The cops say sorry for using an insensitive expression – but who laid the complaint?

Alf has learned another lesson in how to be PC: he must not call people “half-caste”, no matter how appropriate that expression might seem.

The lesson this time comes from the cops, who are saying “oops, sorry” after being chided for calling a missing woman a half-caste.

It seems they issued a statement yesterday saying they held fears for the safety of a 48-year-old woman missing from Auckland’s Te Atatu since Saturday.

So far, so good.

But the police then used what turns out to be an indelicate, insensitive and otherwise objectionable expression.

They described Francis Maree Manufui as “half cast [sic] Samoan/European”.

The buggers at Stuff are obviously feeling somewhat smug, because (a) they know how to spell it correctly, which is with an “e” on the end, and (b) –

Stuff did not use the term in its story.

Oh, what goody-goody two-shoes.

But next thing you know, the cops are issuing an apology.

In a statement later, Police Chief Media Adviser Jon Neilson apologised for the statement issued in the name of West Auckland Police spokesman Kevin Loughlin.

Neilson said it was an “incorrect ethnic term”.

“On behalf of Police and Kevin we apologise for this error.

“It is not an acceptable term and we acknowledge and apologise for any offence caused.”

But obviously the words did not cause offence to Ms Manufui because when the apology was made she was still missing.

Police say she was last seen on Saturday when she told friends at the Auckland City Mission that she may go to Hamilton by bus.

That evening she spoke to staff by cellphone at the residential facility saying she was in nearby New Lynn and that she was on her way home.

They later called her again repeatedly but there was no answer.

Police and family have fears for her safety.

Accordingly, it seems reasonable to suppose, it was not Ms Manufui who complained.

Wikipedia – by the way – says the term half-caste is used to describe people of mixed race or ethnicity.

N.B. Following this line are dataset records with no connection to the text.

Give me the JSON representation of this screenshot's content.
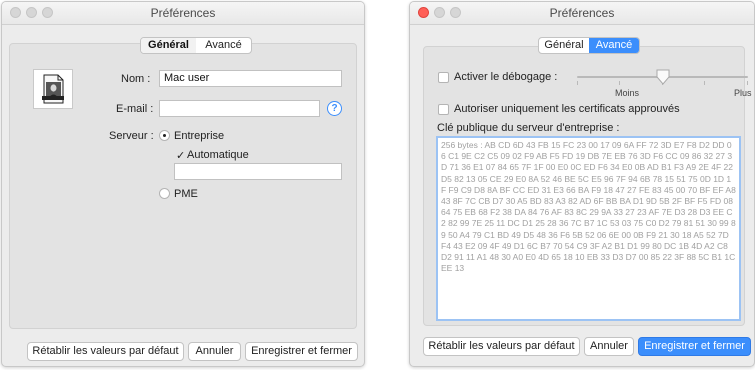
{
  "left_window": {
    "title": "Préférences",
    "tabs": [
      {
        "label": "Général",
        "selected": true
      },
      {
        "label": "Avancé",
        "selected": false
      }
    ],
    "avatar_icon": "mona-lisa-image-file-icon",
    "name_label": "Nom :",
    "name_value": "Mac user",
    "email_label": "E-mail :",
    "email_value": "",
    "help_glyph": "?",
    "server_label": "Serveur :",
    "server_options": {
      "enterprise_label": "Entreprise",
      "enterprise_selected": true,
      "automatic_label": "Automatique",
      "automatic_checked": true,
      "server_value": "",
      "pme_label": "PME",
      "pme_selected": false
    },
    "buttons": {
      "reset": "Rétablir les valeurs par défaut",
      "cancel": "Annuler",
      "save": "Enregistrer et fermer"
    }
  },
  "right_window": {
    "title": "Préférences",
    "tabs": [
      {
        "label": "Général",
        "selected": false
      },
      {
        "label": "Avancé",
        "selected": true
      }
    ],
    "debug_label": "Activer le débogage :",
    "debug_checked": false,
    "slider_min_label": "Moins",
    "slider_max_label": "Plus",
    "slider_value": 0.5,
    "certs_label": "Autoriser uniquement les certificats approuvés",
    "certs_checked": false,
    "pubkey_label": "Clé publique du serveur d'entreprise :",
    "pubkey_text": "256 bytes : AB CD 6D 43 FB 15 FC 23 00 17 09 6A FF 72 3D E7 F8 D2 DD 06 C1 9E C2 C5 09 02 F9 AB F5 FD 19 DB 7E EB 76 3D F6 CC 09 86 32 27 3D 71 36 E1 07 84 65 7F 1F 00 E0 0C ED F6 34 E0 0B AD B1 F3 A9 2E 4F 22 D5 82 13 05 CE 29 E0 8A 52 46 BE 5C E5 96 7F 94 6B 78 15 51 75 0D 1D 1F F9 C9 D8 8A BF CC ED 31 E3 66 BA F9 18 47 27 FE 83 45 00 70 BF EF A8 43 8F 7C CB D7 30 A5 BD 83 A3 82 AD 6F BB BA D1 9D 5B 2F BF F5 FD 08 64 75 EB 68 F2 38 DA 84 76 AF 83 8C 29 9A 33 27 23 AF 7E D3 28 D3 EE C2 82 99 7E 25 11 DC D1 25 28 36 7C B7 1C 53 03 75 C0 D2 79 81 51 30 99 89 50 A4 79 C1 BD 49 D5 48 36 F6 5B 52 06 6E 00 0B F9 21 30 18 A5 52 7D F4 43 E2 09 4F 49 D1 6C B7 70 54 C9 3F A2 B1 D1 99 80 DC 1B 4D A2 C8 D2 91 11 A1 48 30 A0 E0 4D 65 18 10 EB 33 D3 D7 00 85 22 3F 88 5C B1 1C EE 13",
    "buttons": {
      "reset": "Rétablir les valeurs par défaut",
      "cancel": "Annuler",
      "save": "Enregistrer et fermer"
    }
  },
  "colors": {
    "accent": "#3b8efc",
    "window_bg": "#ececec",
    "panel_bg": "#e3e3e3",
    "close_red": "#ff5f57"
  }
}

Caste comes from the Latin castus, meaning pure, and the dervative Portuguese and Spanish casta, meaning race. The term originates from the Indian caste system, where a person of ‘lesser’ or half-caste would be deemed to be of a ‘lower class’.

But Alf had his attention drawn to a survey among mixed-race people in Britain of their preferences when it comes to terminology and classification.

…On issues of terminology, the salient general term of choice amongst respondents was ‘mixed race’.

The only other terms that attracted significant support were ‘mixed heritage’ and ‘mixed parentage’. Very few preferred ‘dual heritage’.

Respondents identified eleven different terms as offensive, most frequently ‘dual heritage’, ‘half-caste’ and ‘mixed origins’.

The reasons for the dislike of ‘dual heritage’ focussed mainly on its limitation to two groups.

‘Half-caste’ was regarded as pejorative by several respondents, on the ground of partial recognition & historical connotations.


Actually, Alf imagines he would not have been too wounded, if people had called him a half-caste, even though he isn’t.

On the other hand, the Stuff report today says IHC services are concerned because the missing woman is unlikely to be taking her medication.

That’s where Alf would have become offended – knowing that the world knew he was not taking his medication.

And come to think of it, is it okay for the world to know the missing woman is intellectually handicapped?

Or should that be a matter for a police apology, too?